# Howard Stern Two-Day, Free Worldwide Event to Launch SIRIUS Internet Radio



## kstuart (Apr 25, 2002)

http://biz.yahoo.com/prnews/061016/nym050.html?.v=60



> SIRIUS Internet Radio (SIR), is a CD-quality, Internet-only version of the SIRIUS radio service, without the use of a radio, for the monthly subscription fee of $12.95. SIR delivers more than 75 channels of 100% commercial free music, talk, entertainment, and sports.


Of course, this is necessary for the Wifi feature in the new Stiletto portable.


----------



## deraz (Sep 25, 2004)

The Stiletto will work with any WiFi.

The internet-only option is for people who want higher quality audio over the internet.


----------



## skidog (Dec 2, 2004)

I'm confused. I listen over the internet at work and I pay for a year of service in advance so if I want better sound quality at work I need to pay more than what my monthly fee already is? If that's the case they can blow me! I should already be getting the best sound quality available.


----------



## Steve Mehs (Mar 21, 2002)

How can you listen to that 32K stream? In the 2 years I’ve had Sirius I logged on to the online player twice. Sounds like a tin can. Starting last month or the month before, Sirius launched a premium internet streaming service that streams at 128K. It’s an additional $2.99 a month for existing subscribers or $12.95 to non subscribers.
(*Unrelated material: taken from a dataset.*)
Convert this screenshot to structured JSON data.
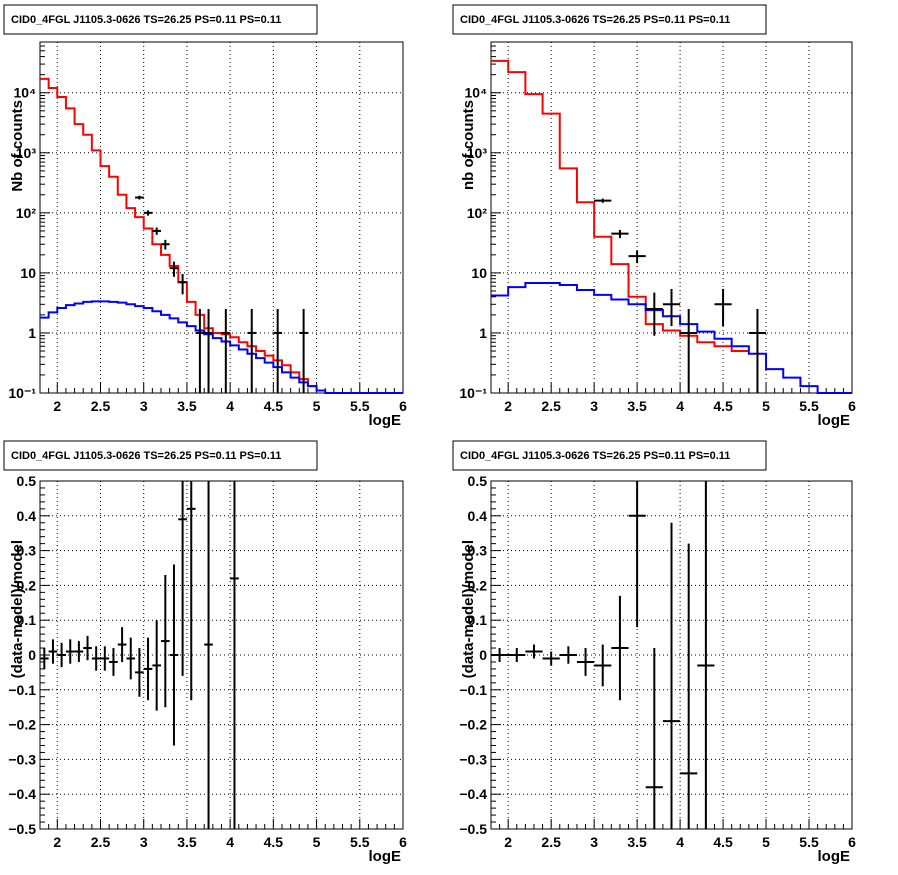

If I had a use for it, I’d have no problem paying the additional $3 bucks, butt I have no actual use for it, I’m only online when I’m home, and I have a Sirius receiver behind me in my entertainment center.


----------



## skidog (Dec 2, 2004)

I wouldn't listen to it but I can't get good enough reception from my office window to use my boom box. Either way I still say they can blow me, I'm not paying more.

Thanks for the answer though.


----------



## sNEIRBO (Jul 23, 2006)

I use my Sirius internet stream all the time in the Office. I'm thankful for it - I can listen to Howard in the mornings.


----------



## winston_one (Feb 12, 2005)

O and A 
O and A
O and A


----------